Os jovens estão mais susceptíveis de acreditar em notícias falsas e desinformação sobre covid-19 disponível na Internet do que os mais velhos, mas as redes sociais não são as principais responsáveis. A maioria da desinformação seguida pelas gerações mais novas propaga-se via serviços de mensagens como o WhatsApp e o Messenger.

A conclusão é de uma equipa de investigadores que estudou o impacto do novo coronavírus nos Estados Unidos e os níveis de confiança numa eventual vacina, baseando-se na análise de 21.196 inquéritos sobre 11 mitos associados à covid-19 realizados durante o mês de Agosto.

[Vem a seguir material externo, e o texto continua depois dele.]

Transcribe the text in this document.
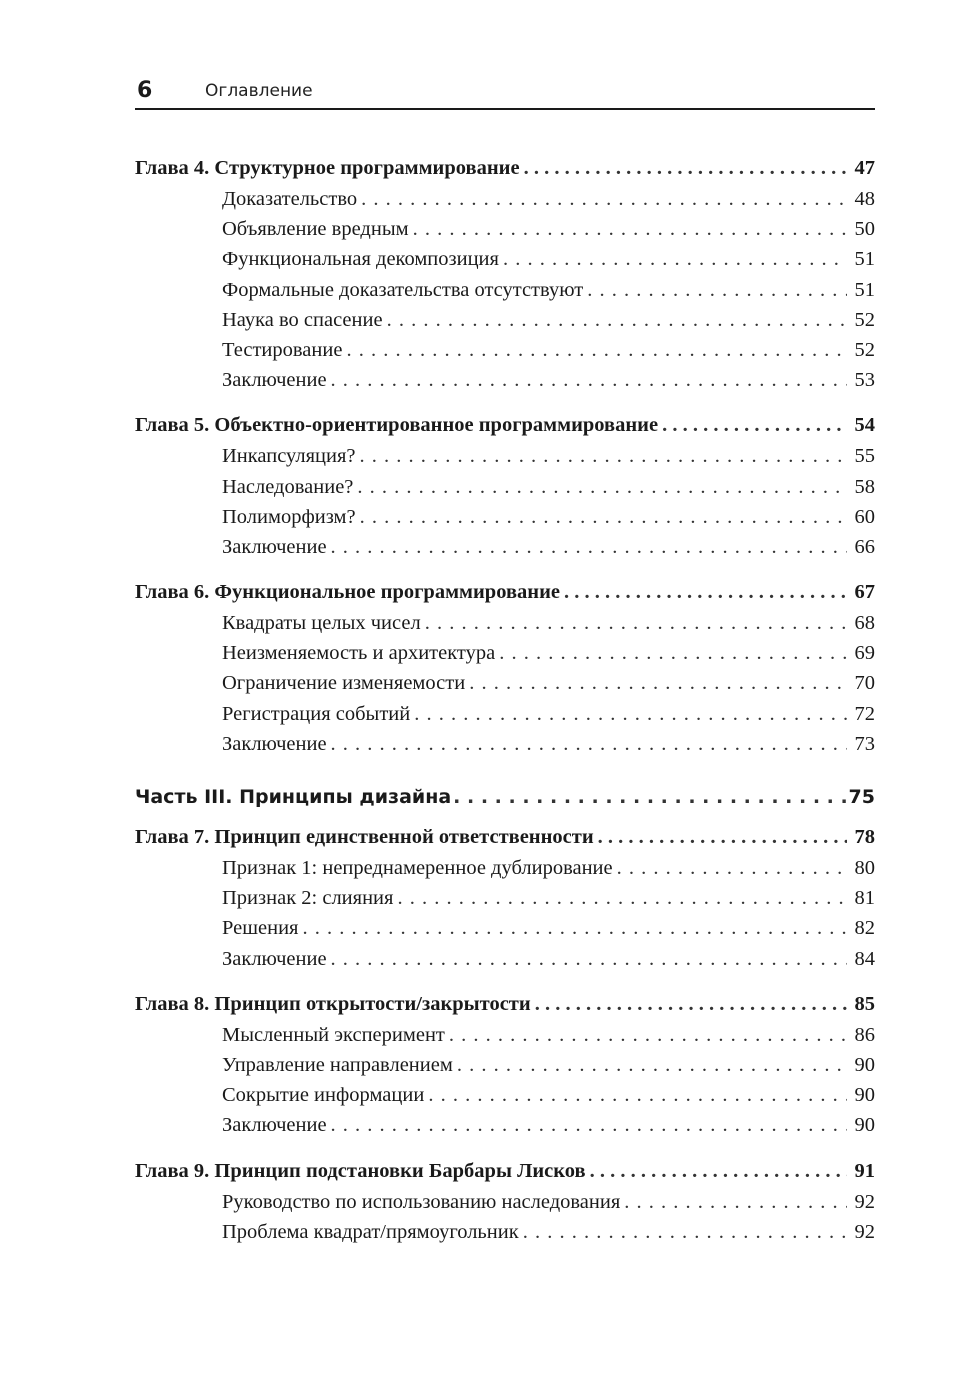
6	Оглавление
Глава 4. Структурное программирование . . .	47
Доказательство . . .	48
Объявление вредным . . .	50
Функциональная декомпозиция . . .	51
Формальные доказательства отсутствуют . . .	51
Наука во спасение . . .	52
Тестирование . . .	52
Заключение . . .	53
Глава 5. Объектно-ориентированное программирование . . .	54
Инкапсуляция? . . .	55
Наследование? . . .	58
Полиморфизм? . . .	60
Заключение . . .	66
Глава 6. Функциональное программирование . . .	67
Квадраты целых чисел . . .	68
Неизменяемость и архитектура . . .	69
Ограничение изменяемости . . .	70
Регистрация событий . . .	72
Заключение . . .	73
Часть III. Принципы дизайна . . .	75
Глава 7. Принцип единственной ответственности . . .	78
Признак 1: непреднамеренное дублирование . . .	80
Признак 2: слияния . . .	81
Решения . . .	82
Заключение . . .	84
Глава 8. Принцип открытости/закрытости . . .	85
Мысленный эксперимент . . .	86
Управление направлением . . .	90
Сокрытие информации . . .	90
Заключение . . .	90
Глава 9. Принцип подстановки Барбары Лисков . . .	91
Руководство по использованию наследования . . .	92
Проблема квадрат/прямоугольник . . .	92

O trabalho foi realizado em 50 estados norte-americanos por grupos da Universidade Harvard, da Universidade de Rutgers, da Universidade de Northeastern e da Universidade de Northwestern. 

O estudo afirma que os participantes com idades compreendidas entre os 18 anos e os 24 anos tinham duas vezes mais probabilidades de acreditar em informação errada ou falsa, comparativamente com pessoas com mais de 65 anos — os mais velhos eram os menos susceptíveis de acreditar em mitos relacionados com a covid-19 (apenas 9%).

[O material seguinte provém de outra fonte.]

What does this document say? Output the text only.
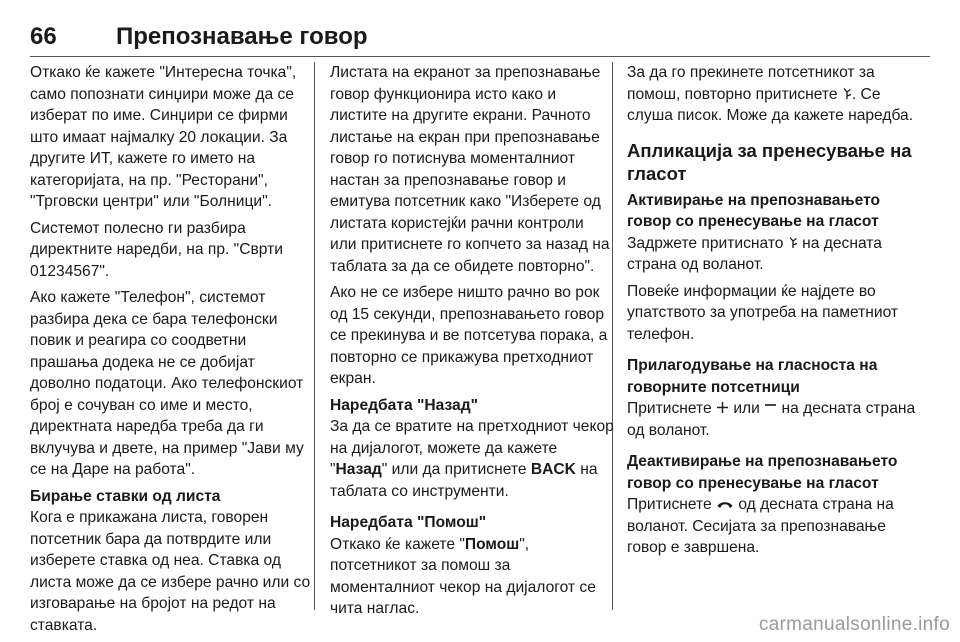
66 Препознавање говор

Откако ќе кажете "Интересна точка", само попознати синџири може да се изберат по име. Синџири се фирми што имаат најмалку 20 локации. За другите ИТ, кажете го името на категоријата, на пр. "Ресторани", "Трговски центри" или "Болници".

Системот полесно ги разбира директните наредби, на пр. "Сврти 01234567".

Ако кажете "Телефон", системот разбира дека се бара телефонски повик и реагира со соодветни прашања додека не се добијат доволно податоци. Ако телефонскиот број е сочуван со име и место, директната наредба треба да ги вклучува и двете, на пример "Јави му се на Даре на работа".

Бирање ставки од листа

Кога е прикажана листа, говорен потсетник бара да потврдите или изберете ставка од неа. Ставка од листа може да се избере рачно или со изговарање на бројот на редот на ставката.

Листата на екранот за препознавање говор функционира исто како и листите на другите екрани. Рачното листање на екран при препознавање говор го потиснува моменталниот настан за препознавање говор и емитува потсетник како "Изберете од листата користејќи рачни контроли или притиснете го копчето за назад на таблата за да се обидете повторно".

Ако не се избере ништо рачно во рок од 15 секунди, препознавањето говор се прекинува и ве потсетува порака, а повторно се прикажува претходниот екран.

Наредбата "Назад"

За да се вратите на претходниот чекор на дијалогот, можете да кажете "Назад" или да притиснете BACK на таблата со инструменти.

Наредбата "Помош"

Откако ќе кажете "Помош", потсетникот за помош за моменталниот чекор на дијалогот се чита наглас.

За да го прекинете потсетникот за помош, повторно притиснете . Се слуша писок. Може да кажете наредба.

Апликација за пренесување на гласот

Активирање на препознавањето говор со пренесување на гласот

Задржете притиснато  на десната страна од воланот.

Повеќе информации ќе најдете во упатството за употреба на паметниот телефон.

Прилагодување на гласноста на говорните потсетници

Притиснете  или  на десната страна од воланот.

Деактивирање на препознавањето говор со пренесување на гласот

Притиснете  од десната страна на воланот. Сесијата за препознавање говор е завршена.

carmanualsonline.info
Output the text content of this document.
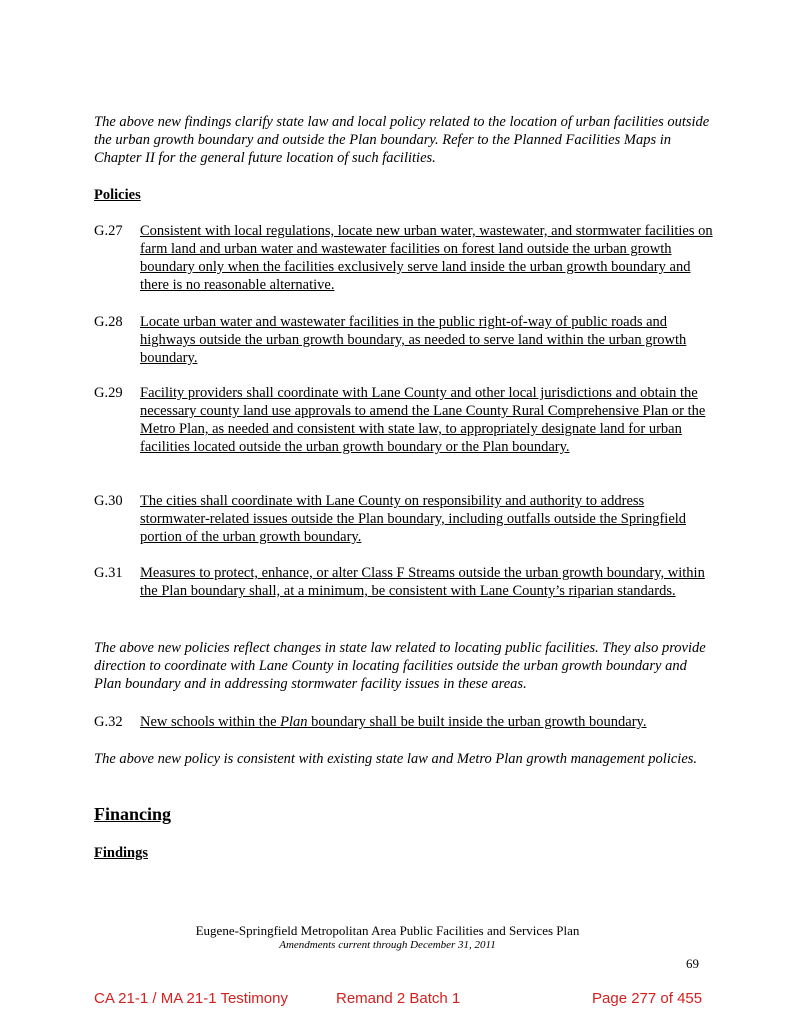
The above new findings clarify state law and local policy related to the location of urban facilities outside the urban growth boundary and outside the Plan boundary. Refer to the Planned Facilities Maps in Chapter II for the general future location of such facilities.
Policies
G.27	Consistent with local regulations, locate new urban water, wastewater, and stormwater facilities on farm land and urban water and wastewater facilities on forest land outside the urban growth boundary only when the facilities exclusively serve land inside the urban growth boundary and there is no reasonable alternative.
G.28	Locate urban water and wastewater facilities in the public right-of-way of public roads and highways outside the urban growth boundary, as needed to serve land within the urban growth boundary.
G.29	Facility providers shall coordinate with Lane County and other local jurisdictions and obtain the necessary county land use approvals to amend the Lane County Rural Comprehensive Plan or the Metro Plan, as needed and consistent with state law, to appropriately designate land for urban facilities located outside the urban growth boundary or the Plan boundary.
G.30	The cities shall coordinate with Lane County on responsibility and authority to address stormwater-related issues outside the Plan boundary, including outfalls outside the Springfield portion of the urban growth boundary.
G.31	Measures to protect, enhance, or alter Class F Streams outside the urban growth boundary, within the Plan boundary shall, at a minimum, be consistent with Lane County’s riparian standards.
The above new policies reflect changes in state law related to locating public facilities. They also provide direction to coordinate with Lane County in locating facilities outside the urban growth boundary and Plan boundary and in addressing stormwater facility issues in these areas.
G.32	New schools within the Plan boundary shall be built inside the urban growth boundary.
The above new policy is consistent with existing state law and Metro Plan growth management policies.
Financing
Findings
Eugene-Springfield Metropolitan Area Public Facilities and Services Plan
Amendments current through December 31, 2011
69
CA 21-1 / MA 21-1 Testimony	Remand 2 Batch 1	Page 277 of 455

“Encontrámos um padrão óbvio: quanto mais velho o grupo, menor [o nível médio de] crenças em afirmações falsas”, lê-se no relatório, que chega numa altura em que várias instituições de saúde pública debatem sobre como travar a subida dos casos de covid-19 entre os mais jovens

O mito mais popular é que a covid-19 foi transmitida aos humanos por pessoas que comeram morcegos infectados – é defendida por 28% de jovens com menos de 25 anos (apenas 6% das pessoas com mais de 65 acredita nesta teoria). Outras informações falsas populares incluem acreditar que o ar quente dos secadores mata o vírus, que apenas pessoas com mais de 60 anos correm riscos e que há uma cura que está a ser escondida da população.

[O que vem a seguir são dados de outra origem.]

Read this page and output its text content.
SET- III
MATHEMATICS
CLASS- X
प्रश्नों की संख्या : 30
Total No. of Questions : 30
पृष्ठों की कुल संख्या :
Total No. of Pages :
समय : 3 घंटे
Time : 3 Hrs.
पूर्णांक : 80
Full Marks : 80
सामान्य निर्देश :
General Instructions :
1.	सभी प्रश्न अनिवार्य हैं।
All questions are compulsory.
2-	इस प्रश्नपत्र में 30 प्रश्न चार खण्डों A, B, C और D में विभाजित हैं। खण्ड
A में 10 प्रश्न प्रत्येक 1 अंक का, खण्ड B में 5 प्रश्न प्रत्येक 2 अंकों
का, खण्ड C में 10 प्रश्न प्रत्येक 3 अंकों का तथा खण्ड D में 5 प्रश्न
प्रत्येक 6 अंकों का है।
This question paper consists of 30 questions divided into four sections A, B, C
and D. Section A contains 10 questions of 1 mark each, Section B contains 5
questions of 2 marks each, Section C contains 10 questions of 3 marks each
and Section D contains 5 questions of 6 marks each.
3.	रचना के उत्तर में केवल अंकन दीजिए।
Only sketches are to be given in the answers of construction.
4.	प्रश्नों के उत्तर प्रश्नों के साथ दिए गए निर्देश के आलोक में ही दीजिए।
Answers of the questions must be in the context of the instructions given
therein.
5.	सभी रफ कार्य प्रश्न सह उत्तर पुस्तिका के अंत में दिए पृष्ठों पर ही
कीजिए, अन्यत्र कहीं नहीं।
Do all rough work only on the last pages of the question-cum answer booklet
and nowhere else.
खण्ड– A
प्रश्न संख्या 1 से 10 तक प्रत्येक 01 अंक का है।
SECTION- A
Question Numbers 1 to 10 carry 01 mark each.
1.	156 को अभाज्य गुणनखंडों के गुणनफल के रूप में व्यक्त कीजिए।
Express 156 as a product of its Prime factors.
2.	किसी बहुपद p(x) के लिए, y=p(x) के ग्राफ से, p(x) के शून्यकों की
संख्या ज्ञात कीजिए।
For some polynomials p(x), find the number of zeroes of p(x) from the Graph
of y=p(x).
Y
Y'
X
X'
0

Os resultados espantaram os investigadores. “Foi um pouco surpreendentemente ver que as pessoas mais novas eram as mais propensas a acreditar em desinformação”, admite ao PÚBLICO Mathew Baum, professor de Comunicação Global em Harvard e um dos investigadores do estudo. “Outros estudos atestam que as pessoas mais velhas são mais vulneráveis à desinformação sobre vários assuntos, incluindo sobre polícia e saúde.”

Um exemplo frequentemente citado é um artigo de 2019 publicado na revista académica Science sobre o impacto da desinformação durante as presidenciais de 2016 nos EUA, que mostrava que as pessoas com mais de 65 anos eram as que mais partilhavam informação falsa sobre as eleições. Uma das teorias é que a falta de literacia digital facilitava a propagação destas mensagens.

WhatsApp e Messenger têm parte da responsabilidade

A actual preferência dos mais jovens por serviços de mensagens privados para falar e partilhar informação pode ser o motivo, sugerem os investigadores. São ambientes ausentes dos alertas sobre informação dúbia e falsa que se tornam comuns nas redes sociais. “Existe uma forte associação entre a utilização de aplicações de mensagens instantâneas e a crença em desinformação”, observam os investigadores nas conclusões do relatório. “Os serviços de mensagens Messenger e WhatsApp destacam-se.”

Para inquiridos que obtinham as notícias do WhatsApp (apenas 4%), por exemplo, a probabilidade de acreditarem em notícias falsas era de 31%.

“A informação partilhada através de mensagens instantâneas tende a vir de laços próximos, como a família e amigos próximos. Isso torna a informação mais credível para o receptor”, comenta Baum. 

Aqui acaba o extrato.